Earlier today, I decided to sit down and dig back into a cool science fiction book I’ve been trying to finish. Then I remembered I hadn’t written anything in a couple of days. A few minutes later, I realized I could stand to spend some time going through emails that had come in over the holiday break. A snack would be nice, too, I thought, seeing as breakfast was by then only a distant memory.
Which of those things did I end up doing? Not even one of them.
Instead of devoting some of my free time to recreation, I spent it deliberating which activities I didn’t want to do, or—if you flip it around a bit—which ones I’d least regret not having done. In the end, I decided they were all important enough that they needed doing, so I tried to figure out how to make them happen. Unfortunately, I spend so much time deliberating that I ran out of afternoon.

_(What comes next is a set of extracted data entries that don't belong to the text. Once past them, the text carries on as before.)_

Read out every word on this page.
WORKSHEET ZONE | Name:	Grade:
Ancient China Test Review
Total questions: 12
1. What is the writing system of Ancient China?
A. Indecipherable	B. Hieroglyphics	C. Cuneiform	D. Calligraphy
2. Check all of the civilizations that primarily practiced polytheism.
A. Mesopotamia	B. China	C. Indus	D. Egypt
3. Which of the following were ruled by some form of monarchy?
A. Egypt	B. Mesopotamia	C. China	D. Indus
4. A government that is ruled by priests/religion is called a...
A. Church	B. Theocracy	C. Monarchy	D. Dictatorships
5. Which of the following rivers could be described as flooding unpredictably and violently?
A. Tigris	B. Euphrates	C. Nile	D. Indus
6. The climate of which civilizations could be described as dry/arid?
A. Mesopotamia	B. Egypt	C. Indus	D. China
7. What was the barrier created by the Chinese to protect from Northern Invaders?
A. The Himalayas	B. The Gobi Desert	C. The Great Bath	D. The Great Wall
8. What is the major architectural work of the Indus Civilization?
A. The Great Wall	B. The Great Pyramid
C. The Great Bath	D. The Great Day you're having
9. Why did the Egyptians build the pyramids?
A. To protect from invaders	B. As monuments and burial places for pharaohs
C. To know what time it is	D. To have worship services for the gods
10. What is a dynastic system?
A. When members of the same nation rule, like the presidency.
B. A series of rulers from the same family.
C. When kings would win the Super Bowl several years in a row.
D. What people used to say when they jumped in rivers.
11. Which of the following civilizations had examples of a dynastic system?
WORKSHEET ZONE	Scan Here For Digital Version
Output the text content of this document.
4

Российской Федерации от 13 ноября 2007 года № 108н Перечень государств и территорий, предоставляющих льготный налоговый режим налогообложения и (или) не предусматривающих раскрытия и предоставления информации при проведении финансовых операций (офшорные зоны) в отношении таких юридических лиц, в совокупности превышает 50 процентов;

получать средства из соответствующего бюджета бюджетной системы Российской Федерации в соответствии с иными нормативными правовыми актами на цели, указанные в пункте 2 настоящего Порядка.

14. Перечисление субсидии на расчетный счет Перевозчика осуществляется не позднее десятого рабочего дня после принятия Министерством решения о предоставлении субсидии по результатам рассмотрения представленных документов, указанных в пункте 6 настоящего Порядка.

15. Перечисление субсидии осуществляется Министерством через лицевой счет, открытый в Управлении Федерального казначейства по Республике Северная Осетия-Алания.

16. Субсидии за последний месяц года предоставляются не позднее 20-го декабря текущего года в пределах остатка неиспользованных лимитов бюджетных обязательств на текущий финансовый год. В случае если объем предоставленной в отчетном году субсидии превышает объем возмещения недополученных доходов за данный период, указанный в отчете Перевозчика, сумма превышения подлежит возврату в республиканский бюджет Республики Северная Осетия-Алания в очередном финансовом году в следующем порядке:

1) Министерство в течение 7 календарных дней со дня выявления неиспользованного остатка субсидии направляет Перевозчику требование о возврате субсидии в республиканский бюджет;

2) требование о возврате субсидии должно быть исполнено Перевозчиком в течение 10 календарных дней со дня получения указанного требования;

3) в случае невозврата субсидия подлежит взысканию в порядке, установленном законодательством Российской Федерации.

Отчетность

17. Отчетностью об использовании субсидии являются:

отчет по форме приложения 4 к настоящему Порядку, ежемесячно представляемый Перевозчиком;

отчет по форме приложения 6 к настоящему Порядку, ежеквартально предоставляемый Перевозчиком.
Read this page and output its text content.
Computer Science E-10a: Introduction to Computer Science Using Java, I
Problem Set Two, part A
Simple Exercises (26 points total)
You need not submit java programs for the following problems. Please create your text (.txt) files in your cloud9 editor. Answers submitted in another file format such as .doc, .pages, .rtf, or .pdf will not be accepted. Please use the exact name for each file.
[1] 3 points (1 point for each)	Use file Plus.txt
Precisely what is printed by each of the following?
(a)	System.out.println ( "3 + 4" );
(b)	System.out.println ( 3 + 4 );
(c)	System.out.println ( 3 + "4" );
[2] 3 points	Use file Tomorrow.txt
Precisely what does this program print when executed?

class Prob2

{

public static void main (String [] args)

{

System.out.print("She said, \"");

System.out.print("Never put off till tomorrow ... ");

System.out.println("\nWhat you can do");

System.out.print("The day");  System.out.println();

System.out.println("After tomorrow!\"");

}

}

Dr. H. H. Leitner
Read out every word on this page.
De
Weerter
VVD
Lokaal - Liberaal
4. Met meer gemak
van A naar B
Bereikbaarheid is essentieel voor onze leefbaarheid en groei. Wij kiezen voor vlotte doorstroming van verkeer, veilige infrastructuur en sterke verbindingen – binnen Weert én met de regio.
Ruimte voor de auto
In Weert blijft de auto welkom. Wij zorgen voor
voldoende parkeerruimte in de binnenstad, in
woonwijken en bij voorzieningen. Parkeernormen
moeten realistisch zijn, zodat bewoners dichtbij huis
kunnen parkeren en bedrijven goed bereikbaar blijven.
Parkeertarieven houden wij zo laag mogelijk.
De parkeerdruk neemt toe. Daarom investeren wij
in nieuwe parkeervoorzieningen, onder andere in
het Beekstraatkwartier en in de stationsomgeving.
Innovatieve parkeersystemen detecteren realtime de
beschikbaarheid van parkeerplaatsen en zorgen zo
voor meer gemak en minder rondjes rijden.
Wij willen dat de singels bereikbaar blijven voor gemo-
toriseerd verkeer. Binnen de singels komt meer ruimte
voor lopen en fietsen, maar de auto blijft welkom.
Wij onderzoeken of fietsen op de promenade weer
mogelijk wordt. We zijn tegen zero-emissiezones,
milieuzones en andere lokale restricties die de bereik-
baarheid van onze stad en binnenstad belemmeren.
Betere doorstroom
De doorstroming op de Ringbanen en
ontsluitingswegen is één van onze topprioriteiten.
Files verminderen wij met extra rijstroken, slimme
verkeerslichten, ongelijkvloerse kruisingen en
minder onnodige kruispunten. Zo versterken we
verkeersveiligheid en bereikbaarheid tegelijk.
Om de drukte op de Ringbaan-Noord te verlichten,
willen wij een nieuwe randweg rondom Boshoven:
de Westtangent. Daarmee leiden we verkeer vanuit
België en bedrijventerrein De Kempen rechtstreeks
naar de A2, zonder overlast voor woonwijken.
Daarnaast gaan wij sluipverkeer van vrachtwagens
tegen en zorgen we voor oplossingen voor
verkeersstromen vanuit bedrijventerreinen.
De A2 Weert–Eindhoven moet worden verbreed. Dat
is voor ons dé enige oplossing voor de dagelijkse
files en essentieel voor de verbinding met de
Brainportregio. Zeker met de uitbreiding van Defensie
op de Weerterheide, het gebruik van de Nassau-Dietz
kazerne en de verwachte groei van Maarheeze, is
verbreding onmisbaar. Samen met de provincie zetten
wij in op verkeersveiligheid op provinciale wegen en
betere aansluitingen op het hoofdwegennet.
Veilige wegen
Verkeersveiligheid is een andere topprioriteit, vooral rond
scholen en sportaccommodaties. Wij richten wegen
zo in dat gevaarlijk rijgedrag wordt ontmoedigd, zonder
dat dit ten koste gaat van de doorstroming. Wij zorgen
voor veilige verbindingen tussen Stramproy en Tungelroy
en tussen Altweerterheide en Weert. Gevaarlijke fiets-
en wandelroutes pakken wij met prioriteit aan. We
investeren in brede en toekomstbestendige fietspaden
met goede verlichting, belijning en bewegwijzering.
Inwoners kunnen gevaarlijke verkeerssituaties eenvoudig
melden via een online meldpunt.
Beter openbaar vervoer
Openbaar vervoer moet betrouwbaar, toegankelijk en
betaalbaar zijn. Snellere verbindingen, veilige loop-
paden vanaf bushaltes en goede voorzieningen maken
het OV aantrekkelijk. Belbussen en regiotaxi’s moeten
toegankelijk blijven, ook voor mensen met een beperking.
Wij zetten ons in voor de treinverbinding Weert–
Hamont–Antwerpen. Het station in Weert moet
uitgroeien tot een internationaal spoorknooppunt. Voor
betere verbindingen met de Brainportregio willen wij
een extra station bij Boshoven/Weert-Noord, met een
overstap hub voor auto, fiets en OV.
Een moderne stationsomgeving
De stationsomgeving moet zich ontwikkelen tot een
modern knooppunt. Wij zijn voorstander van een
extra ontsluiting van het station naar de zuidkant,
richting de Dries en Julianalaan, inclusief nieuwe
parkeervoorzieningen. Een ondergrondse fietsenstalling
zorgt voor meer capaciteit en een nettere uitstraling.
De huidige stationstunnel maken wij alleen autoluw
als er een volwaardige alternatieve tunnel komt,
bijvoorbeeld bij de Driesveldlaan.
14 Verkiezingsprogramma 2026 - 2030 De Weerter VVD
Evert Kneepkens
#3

It didn’t have to be that way. I could have picked one of those things and run with it. Reading, writing, responding to emails, and snacking are all noble pursuits, any one of them worthy of using the better part of an afternoon to accomplish. In a classic blunder, I tried so hard to multi-task that I ended up doing nothing, but not in a good way.
It’s easy to fall into the trap of multi-tasking ourselves into apoplexy. Now that everyone has a side hustle—a term I detest with every shred of my person but have agreed to accept as an unfortunate part of our lexicon—there’s no valid excuse for doing nothing. If you aren’t working your day job, you’d best get busy on that other project, lest someone think you aren’t sufficiently committed to changing the world, selling a widget, or lighting up Instagram with photos of your daring deeds. In fact, limiting yourself to only two activities could get you labeled a slacker.
We’ve all felt the fear of doing nothing. Well, folks, welcome to the fear of doing only one thing. It may seem friendly, but take my advice: If you let it move in, it’ll never leave.